Go put your best foot forward, founder…!

Most often startup entrepreneurs wonder how big businesses get built even as they can’t get theirs past the gate.  My business brings me up close with several puzzled startup founders to whom I often relate this Forest analogy. Think of any business as an ecosystem, like a forest, and track the company’s growth from its small beginnings to large-scale maturity. In addition, the forest analogy gives us insight into the process of organizational renewal — a challenge that faces many big businesses even today.

The natural development of a forest, or forest succession begins in an open patch of land that provides equal access to sun and rain. Its initial colonizers are migrants, weeds, and wandering animals that spread seeds. These colonizers are the entrepreneurs of the ecosystem.
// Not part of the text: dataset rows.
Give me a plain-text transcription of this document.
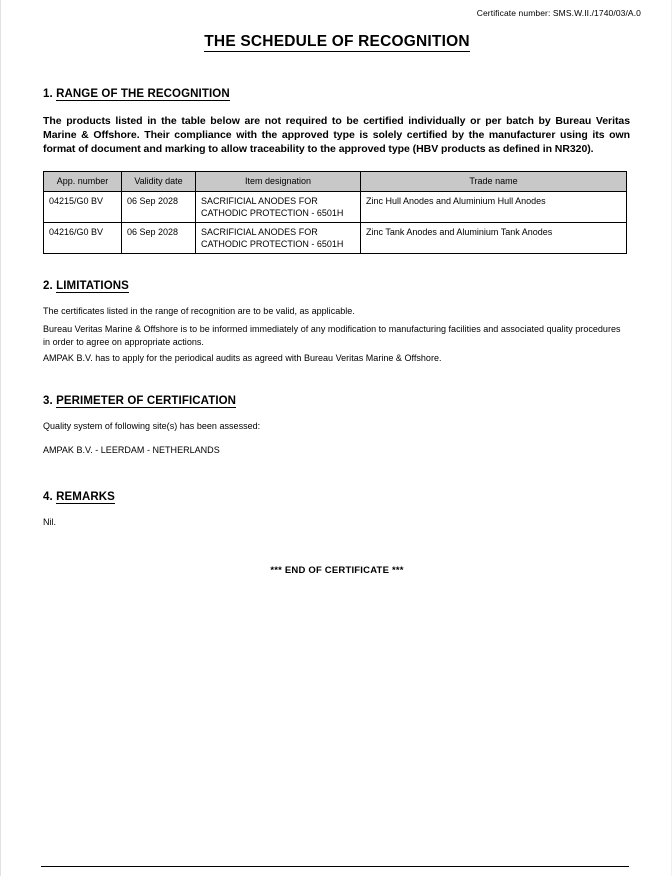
Certificate number: SMS.W.II./1740/03/A.0
THE SCHEDULE OF RECOGNITION
1. RANGE OF THE RECOGNITION
The products listed in the table below are not required to be certified individually or per batch by Bureau Veritas Marine & Offshore. Their compliance with the approved type is solely certified by the manufacturer using its own format of document and marking to allow traceability to the approved type (HBV products as defined in NR320).
App. number	Validity date	Item designation	Trade name
04215/G0 BV	06 Sep 2028	SACRIFICIAL ANODES FOR CATHODIC PROTECTION - 6501H	Zinc Hull Anodes and Aluminium Hull Anodes
04216/G0 BV	06 Sep 2028	SACRIFICIAL ANODES FOR CATHODIC PROTECTION - 6501H	Zinc Tank Anodes and Aluminium Tank Anodes
2. LIMITATIONS
The certificates listed in the range of recognition are to be valid, as applicable.
Bureau Veritas Marine & Offshore is to be informed immediately of any modification to manufacturing facilities and associated quality procedures in order to agree on appropriate actions.
AMPAK B.V. has to apply for the periodical audits as agreed with Bureau Veritas Marine & Offshore.
3. PERIMETER OF CERTIFICATION
Quality system of following site(s) has been assessed:
AMPAK B.V. - LEERDAM - NETHERLANDS
4. REMARKS
Nil.
*** END OF CERTIFICATE ***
They are attracted by the ready availability of small-scale resources and the absence of competition, a combination that enables everything to grow like crazy.

Creation requires destruction: Look for openings on disturbed ground — turbulent markets where information is scarce and navigation is unclear. What economists call market failures, entrepreneurs call opportunities.  This is what made me quit my job and start out on my own.

Never worry about the big businesses that look unbeatable. Look at the destructive close of a mature forest’s cycle to get a grip on this point. A forest fire ends the climax phase. The older tall trees, as they age, drop their lower branches on the ground and are also vulnerable to attack by bugs as they turn into standing firewood or the fuel. As the fuel builds and the forest becomes more tightly connected, fire becomes inevitable, culminating in conflagrations aided by parched land, dry grass and absence of fire tenders. Smug organizations have the weakest disaster management systems which a nimble startup can exploit to the hilt.

What if there is a forest with with great fire fighting systems…?  Many fledgling founders had asked me. My own analysis tells me forests need fire. Fire tests the system and breaks down the tall hierarchies (old trees) that monopolize the resources, recycling them into nutrients. Indeed, fire marks the completion of one cycle for the forest. It creates the open patches that attract the entrepreneurs. It makes way for variety to reenter the system, both in the form of the seeds and weeds and in the creation of multi-aged stands of the dominant species. Such an ecosystem is once again loosely connected because resources can flow through it in many ways. It is no longer vulnerable to being wiped out by a single event, and the perpetual cycle of forest succession begins again.

Go put your best foot forward.  Period.